Correlation Between Sun Life and ENEL Societa
Can any of the company-specific risk be diversified away by investing in both Sun Life and ENEL Societa at the same time? Although using a correlation coefficient on its own may not help to predict future stock returns, this module helps to understand the diversifiable risk of combining Sun Life and ENEL Societa into the same portfolio, which is an essential part of the fundamental portfolio management process.
By analyzing existing cross correlation between Sun Life Financial and ENEL Societa per, you can compare the effects of market volatilities on Sun Life and ENEL Societa and check how they will diversify away market risk if combined in the same portfolio for a given time horizon. You can also utilize pair trading strategies of matching a long position in Sun Life with a short position of ENEL Societa.
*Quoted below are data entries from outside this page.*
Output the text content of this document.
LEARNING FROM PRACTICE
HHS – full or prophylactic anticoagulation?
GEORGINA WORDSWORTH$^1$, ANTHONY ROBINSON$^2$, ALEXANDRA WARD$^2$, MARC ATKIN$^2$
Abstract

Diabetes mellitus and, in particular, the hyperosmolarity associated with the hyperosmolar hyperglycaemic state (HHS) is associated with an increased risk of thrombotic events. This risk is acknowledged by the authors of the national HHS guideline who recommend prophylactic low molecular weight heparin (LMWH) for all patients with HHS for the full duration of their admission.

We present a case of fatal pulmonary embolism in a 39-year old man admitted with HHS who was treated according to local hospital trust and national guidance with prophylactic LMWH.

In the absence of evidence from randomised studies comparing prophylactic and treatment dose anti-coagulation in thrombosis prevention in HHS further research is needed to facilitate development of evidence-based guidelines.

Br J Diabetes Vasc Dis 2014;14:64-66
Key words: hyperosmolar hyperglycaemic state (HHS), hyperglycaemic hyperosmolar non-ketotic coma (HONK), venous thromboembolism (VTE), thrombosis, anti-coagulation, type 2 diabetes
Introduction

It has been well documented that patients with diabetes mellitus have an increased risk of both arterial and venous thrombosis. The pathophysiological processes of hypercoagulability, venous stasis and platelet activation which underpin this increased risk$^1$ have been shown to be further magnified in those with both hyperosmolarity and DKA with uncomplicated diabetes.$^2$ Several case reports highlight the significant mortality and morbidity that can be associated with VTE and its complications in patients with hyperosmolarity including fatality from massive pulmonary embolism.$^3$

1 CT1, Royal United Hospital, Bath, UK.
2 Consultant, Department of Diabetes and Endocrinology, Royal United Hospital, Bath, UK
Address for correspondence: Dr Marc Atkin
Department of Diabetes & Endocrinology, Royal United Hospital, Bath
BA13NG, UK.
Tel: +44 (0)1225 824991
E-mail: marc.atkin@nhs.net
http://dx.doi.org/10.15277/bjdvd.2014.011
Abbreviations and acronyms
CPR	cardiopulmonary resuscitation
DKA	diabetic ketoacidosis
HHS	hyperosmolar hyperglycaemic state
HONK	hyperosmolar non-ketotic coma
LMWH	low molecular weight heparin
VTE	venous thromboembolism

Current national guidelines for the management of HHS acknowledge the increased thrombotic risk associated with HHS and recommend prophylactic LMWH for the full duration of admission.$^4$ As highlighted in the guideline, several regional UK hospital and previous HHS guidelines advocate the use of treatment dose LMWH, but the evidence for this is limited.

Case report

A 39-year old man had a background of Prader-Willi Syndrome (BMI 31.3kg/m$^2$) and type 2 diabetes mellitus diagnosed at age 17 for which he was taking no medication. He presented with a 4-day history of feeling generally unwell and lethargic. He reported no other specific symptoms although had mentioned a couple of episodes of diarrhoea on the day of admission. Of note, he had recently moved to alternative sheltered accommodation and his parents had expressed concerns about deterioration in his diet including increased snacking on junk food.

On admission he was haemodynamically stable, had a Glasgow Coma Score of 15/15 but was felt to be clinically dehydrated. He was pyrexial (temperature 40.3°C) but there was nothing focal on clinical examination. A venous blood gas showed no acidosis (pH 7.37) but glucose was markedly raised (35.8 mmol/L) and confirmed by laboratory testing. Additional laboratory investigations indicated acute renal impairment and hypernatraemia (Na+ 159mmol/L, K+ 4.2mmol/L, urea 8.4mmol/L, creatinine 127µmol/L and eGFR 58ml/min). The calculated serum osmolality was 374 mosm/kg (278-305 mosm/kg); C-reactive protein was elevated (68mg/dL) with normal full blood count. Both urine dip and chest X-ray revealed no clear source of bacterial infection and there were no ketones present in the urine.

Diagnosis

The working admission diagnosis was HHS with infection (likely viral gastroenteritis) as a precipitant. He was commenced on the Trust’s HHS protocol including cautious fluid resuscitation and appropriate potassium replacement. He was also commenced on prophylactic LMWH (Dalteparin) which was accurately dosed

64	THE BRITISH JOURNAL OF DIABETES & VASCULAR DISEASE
Check out your portfolio center. Please also check ongoing floating volatility patterns of Sun Life and ENEL Societa.
Diversification Opportunities for Sun Life and ENEL Societa
-0.75 | Correlation Coefficient |
Pay attention - limited upside
The 3 months correlation between Sun and ENEL is -0.75. Overlapping area represents the amount of risk that can be diversified away by holding Sun Life Financial and ENEL Societa per in the same portfolio, assuming nothing else is changed. The correlation between historical prices or returns on ENEL Societa per and Sun Life is a relative statistical measure of the degree to which these equity instruments tend to move together. The correlation coefficient measures the extent to which returns on Sun Life Financial are associated (or correlated) with ENEL Societa. Values of the correlation coefficient range from -1 to +1, where. The correlation of zero (0) is possible when the price movement of ENEL Societa per has no effect on the direction of Sun Life i.e., Sun Life and ENEL Societa go up and down completely randomly.
Pair Corralation between Sun Life and ENEL Societa
Considering the 90-day investment horizon Sun Life Financial is expected to under-perform the ENEL Societa. But the stock apears to be less risky and, when comparing its historical volatility, Sun Life Financial is 1.28 times less risky than ENEL Societa. The stock trades about -0.18 of its potential returns per unit of risk. The ENEL Societa per is currently generating about -0.03 of returns per unit of risk over similar time horizon. If you would invest 716.00 in ENEL Societa per on September 29, 2024 and sell it today you would lose (6.00) from holding ENEL Societa per or give up 0.84% of portfolio value over 90 days.
Time Period | 3 Months [change] |
Direction | Moves Against |
Strength | Weak |
Accuracy | 95.24% |
Values | Daily Returns |
Sun Life Financial vs. ENEL Societa per
Performance |
Timeline |
Sun Life Financial |
ENEL Societa per |
Sun Life and ENEL Societa Volatility Contrast
Predicted Return Density |
Returns |
Pair Trading with Sun Life and ENEL Societa
The main advantage of trading using opposite Sun Life and ENEL Societa positions is that it hedges away some unsystematic risk. Because of two separate transactions, even if Sun Life position performs unexpectedly, ENEL Societa can make up some of the losses. Pair trading also minimizes risk from directional movements in the market. For example, if an entire industry or sector drops because of unexpected headlines, the short position in ENEL Societa will offset losses from the drop in ENEL Societa's long position.Sun Life vs. Axa Equitable Holdings | Sun Life vs. American International Group | Sun Life vs. Old Republic International | Sun Life vs. Hartford Financial Services |
ENEL Societa vs. Energy of Minas | ENEL Societa vs. Avista | ENEL Societa vs. Allete Inc | ENEL Societa vs. The AES |
Check out your portfolio center.Note that this page's information should be used as a complementary analysis to find the right mix of equity instruments to add to your existing portfolios or create a brand new portfolio. You can also try the Portfolio Comparator module to compare the composition, asset allocations and performance of any two portfolios in your account.